Post date: Sep 20, 2016 3:26:42 AM
I made a new directory for population genetic analyses of the sperm data, /uufs/chpc.utah.edu/common/home/gompert-group1/projects/timema_sperm/data, and linked the filtered sperm vcf file (with data for at least 27 individuals) to the directory (ilteredHQsprmMiss70_spermvariants.vcf). I wrote a script (extractGls.pl) to extract the scaffold number and genotype estimate (0 or 1) from the vcf file (this does not account for uncertainty, but is probably fine as these are haploid cells). The results in are hqGens.txt. I then summarized the results based on quantiles of a binomial distribution with p = 0.5 (allele freq. in the donor).

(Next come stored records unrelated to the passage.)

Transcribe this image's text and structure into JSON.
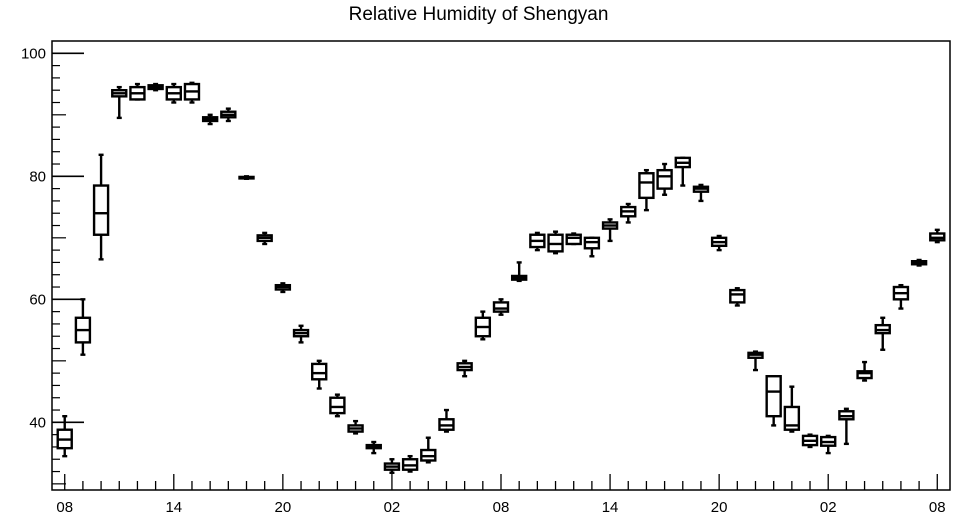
{
  "chart_data": {
    "type": "boxplot",
    "title": "Relative Humidity of Shengyan",
    "xlabel": "",
    "ylabel": "",
    "ylim": [
      29,
      102
    ],
    "y_ticks": [
      40,
      60,
      80,
      100
    ],
    "x_tick_labels": [
      "08",
      "14",
      "20",
      "02",
      "08",
      "14",
      "20",
      "02",
      "08"
    ],
    "x_tick_hours": [
      0,
      6,
      12,
      18,
      24,
      30,
      36,
      42,
      48
    ],
    "grid": false,
    "boxes": [
      {
        "hour": 0,
        "whisker_low": 34.5,
        "q1": 35.8,
        "median": 37.2,
        "q3": 38.8,
        "whisker_high": 41.0
      },
      {
        "hour": 1,
        "whisker_low": 51.0,
        "q1": 53.0,
        "median": 55.0,
        "q3": 57.0,
        "whisker_high": 60.0
      },
      {
        "hour": 2,
        "whisker_low": 66.5,
        "q1": 70.5,
        "median": 74.0,
        "q3": 78.5,
        "whisker_high": 83.5
      },
      {
        "hour": 3,
        "whisker_low": 89.5,
        "q1": 93.0,
        "median": 93.5,
        "q3": 94.0,
        "whisker_high": 94.5
      },
      {
        "hour": 4,
        "whisker_low": 92.5,
        "q1": 92.5,
        "median": 93.5,
        "q3": 94.5,
        "whisker_high": 95.0
      },
      {
        "hour": 5,
        "whisker_low": 94.0,
        "q1": 94.2,
        "median": 94.5,
        "q3": 94.8,
        "whisker_high": 95.0
      },
      {
        "hour": 6,
        "whisker_low": 92.0,
        "q1": 92.5,
        "median": 93.5,
        "q3": 94.5,
        "whisker_high": 95.0
      },
      {
        "hour": 7,
        "whisker_low": 92.0,
        "q1": 92.5,
        "median": 93.8,
        "q3": 95.0,
        "whisker_high": 95.2
      },
      {
        "hour": 8,
        "whisker_low": 88.5,
        "q1": 89.0,
        "median": 89.3,
        "q3": 89.6,
        "whisker_high": 90.0
      },
      {
        "hour": 9,
        "whisker_low": 89.0,
        "q1": 89.6,
        "median": 90.0,
        "q3": 90.5,
        "whisker_high": 91.0
      },
      {
        "hour": 10,
        "whisker_low": 79.6,
        "q1": 79.7,
        "median": 79.8,
        "q3": 79.9,
        "whisker_high": 80.0
      },
      {
        "hour": 11,
        "whisker_low": 69.0,
        "q1": 69.5,
        "median": 70.0,
        "q3": 70.4,
        "whisker_high": 70.8
      },
      {
        "hour": 12,
        "whisker_low": 61.2,
        "q1": 61.6,
        "median": 62.0,
        "q3": 62.3,
        "whisker_high": 62.6
      },
      {
        "hour": 13,
        "whisker_low": 53.0,
        "q1": 54.0,
        "median": 54.5,
        "q3": 55.0,
        "whisker_high": 55.7
      },
      {
        "hour": 14,
        "whisker_low": 45.5,
        "q1": 47.0,
        "median": 48.0,
        "q3": 49.5,
        "whisker_high": 50.0
      },
      {
        "hour": 15,
        "whisker_low": 41.0,
        "q1": 41.5,
        "median": 42.5,
        "q3": 44.0,
        "whisker_high": 44.5
      },
      {
        "hour": 16,
        "whisker_low": 38.2,
        "q1": 38.5,
        "median": 39.0,
        "q3": 39.5,
        "whisker_high": 40.2
      },
      {
        "hour": 17,
        "whisker_low": 35.0,
        "q1": 35.8,
        "median": 36.0,
        "q3": 36.3,
        "whisker_high": 36.8
      },
      {
        "hour": 18,
        "whisker_low": 31.8,
        "q1": 32.3,
        "median": 32.8,
        "q3": 33.3,
        "whisker_high": 34.0
      },
      {
        "hour": 19,
        "whisker_low": 32.0,
        "q1": 32.3,
        "median": 33.0,
        "q3": 34.0,
        "whisker_high": 34.5
      },
      {
        "hour": 20,
        "whisker_low": 33.5,
        "q1": 33.8,
        "median": 34.5,
        "q3": 35.5,
        "whisker_high": 37.5
      },
      {
        "hour": 21,
        "whisker_low": 38.5,
        "q1": 38.8,
        "median": 39.5,
        "q3": 40.5,
        "whisker_high": 42.0
      },
      {
        "hour": 22,
        "whisker_low": 47.5,
        "q1": 48.5,
        "median": 49.0,
        "q3": 49.6,
        "whisker_high": 50.0
      },
      {
        "hour": 23,
        "whisker_low": 53.5,
        "q1": 54.0,
        "median": 55.5,
        "q3": 57.0,
        "whisker_high": 58.0
      },
      {
        "hour": 24,
        "whisker_low": 57.5,
        "q1": 58.0,
        "median": 58.5,
        "q3": 59.5,
        "whisker_high": 60.0
      },
      {
        "hour": 25,
        "whisker_low": 63.0,
        "q1": 63.2,
        "median": 63.5,
        "q3": 63.8,
        "whisker_high": 66.0
      },
      {
        "hour": 26,
        "whisker_low": 68.0,
        "q1": 68.5,
        "median": 69.5,
        "q3": 70.5,
        "whisker_high": 70.8
      },
      {
        "hour": 27,
        "whisker_low": 67.5,
        "q1": 67.8,
        "median": 69.0,
        "q3": 70.5,
        "whisker_high": 71.0
      },
      {
        "hour": 28,
        "whisker_low": 69.0,
        "q1": 69.0,
        "median": 70.0,
        "q3": 70.5,
        "whisker_high": 70.7
      },
      {
        "hour": 29,
        "whisker_low": 67.0,
        "q1": 68.3,
        "median": 69.3,
        "q3": 70.0,
        "whisker_high": 70.0
      },
      {
        "hour": 30,
        "whisker_low": 69.5,
        "q1": 71.5,
        "median": 72.0,
        "q3": 72.5,
        "whisker_high": 73.0
      },
      {
        "hour": 31,
        "whisker_low": 72.5,
        "q1": 73.5,
        "median": 74.3,
        "q3": 75.0,
        "whisker_high": 75.5
      },
      {
        "hour": 32,
        "whisker_low": 74.5,
        "q1": 76.5,
        "median": 79.0,
        "q3": 80.5,
        "whisker_high": 81.0
      },
      {
        "hour": 33,
        "whisker_low": 77.0,
        "q1": 78.0,
        "median": 80.0,
        "q3": 81.0,
        "whisker_high": 82.0
      },
      {
        "hour": 34,
        "whisker_low": 78.5,
        "q1": 81.5,
        "median": 82.2,
        "q3": 83.0,
        "whisker_high": 83.0
      },
      {
        "hour": 35,
        "whisker_low": 76.0,
        "q1": 77.5,
        "median": 78.0,
        "q3": 78.3,
        "whisker_high": 78.6
      },
      {
        "hour": 36,
        "whisker_low": 68.0,
        "q1": 68.7,
        "median": 69.3,
        "q3": 70.0,
        "whisker_high": 70.3
      },
      {
        "hour": 37,
        "whisker_low": 59.0,
        "q1": 59.5,
        "median": 60.8,
        "q3": 61.5,
        "whisker_high": 61.8
      },
      {
        "hour": 38,
        "whisker_low": 48.5,
        "q1": 50.5,
        "median": 51.0,
        "q3": 51.3,
        "whisker_high": 51.5
      },
      {
        "hour": 39,
        "whisker_low": 39.5,
        "q1": 41.0,
        "median": 45.0,
        "q3": 47.5,
        "whisker_high": 47.5
      },
      {
        "hour": 40,
        "whisker_low": 38.5,
        "q1": 38.8,
        "median": 39.5,
        "q3": 42.5,
        "whisker_high": 45.8
      },
      {
        "hour": 41,
        "whisker_low": 36.0,
        "q1": 36.3,
        "median": 37.0,
        "q3": 37.8,
        "whisker_high": 38.0
      },
      {
        "hour": 42,
        "whisker_low": 35.0,
        "q1": 36.2,
        "median": 36.8,
        "q3": 37.6,
        "whisker_high": 37.8
      },
      {
        "hour": 43,
        "whisker_low": 36.5,
        "q1": 40.5,
        "median": 41.0,
        "q3": 41.8,
        "whisker_high": 42.2
      },
      {
        "hour": 44,
        "whisker_low": 46.8,
        "q1": 47.2,
        "median": 48.0,
        "q3": 48.3,
        "whisker_high": 49.8
      },
      {
        "hour": 45,
        "whisker_low": 51.8,
        "q1": 54.5,
        "median": 55.0,
        "q3": 55.8,
        "whisker_high": 57.0
      },
      {
        "hour": 46,
        "whisker_low": 58.5,
        "q1": 60.0,
        "median": 61.0,
        "q3": 62.0,
        "whisker_high": 62.3
      },
      {
        "hour": 47,
        "whisker_low": 65.5,
        "q1": 65.7,
        "median": 66.0,
        "q3": 66.2,
        "whisker_high": 66.4
      },
      {
        "hour": 48,
        "whisker_low": 69.3,
        "q1": 69.6,
        "median": 70.0,
        "q3": 70.7,
        "whisker_high": 71.3
      }
    ]
  }
}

In the analysis I worked with 2011 SNPs that were heterozygous in the donor, called as variable in the sperm, had data for a reasonable proportion of sperm (at least 27 sperm samples, mean = 36... i.e., still lots of missing data), and that passed a series of other quality metrics. In other words, these are the SNPs we are most confident in. This plot summarizes the main points. The first image shows the number of individuals with data (x-axis) plotted against the quantile of the number of non-reference alleles in a binomial distribution with p=0.5 (the expectation for a het.). Thus, you can think of values <0.025 or >0.975 as being significantly different than expectations with no segregation distortion (~97% of SNPs fall in this category). The next plot shows the sorted binomial quantiles. Finally, the last plot just shows a histogram of the non-reference allele frequency in the sperm. Two things are clear, most SNPs have wopingbly biased segregation patterns (almost all one allele or the other). The pattern is so extreme that I suspect it reflects the molecular methods not reality (or reality is really damn wonky). Second, we see an excess of non-reference alleles. I think this simply reflects that fact that most SNPs heterozygous in the donor were fixed or nearly fixed for one or the other allele in the sperm, and those that were fixed for the non-reference allele were more likely to be called as SNPs than those fixed or nearly fixed for the reference allele.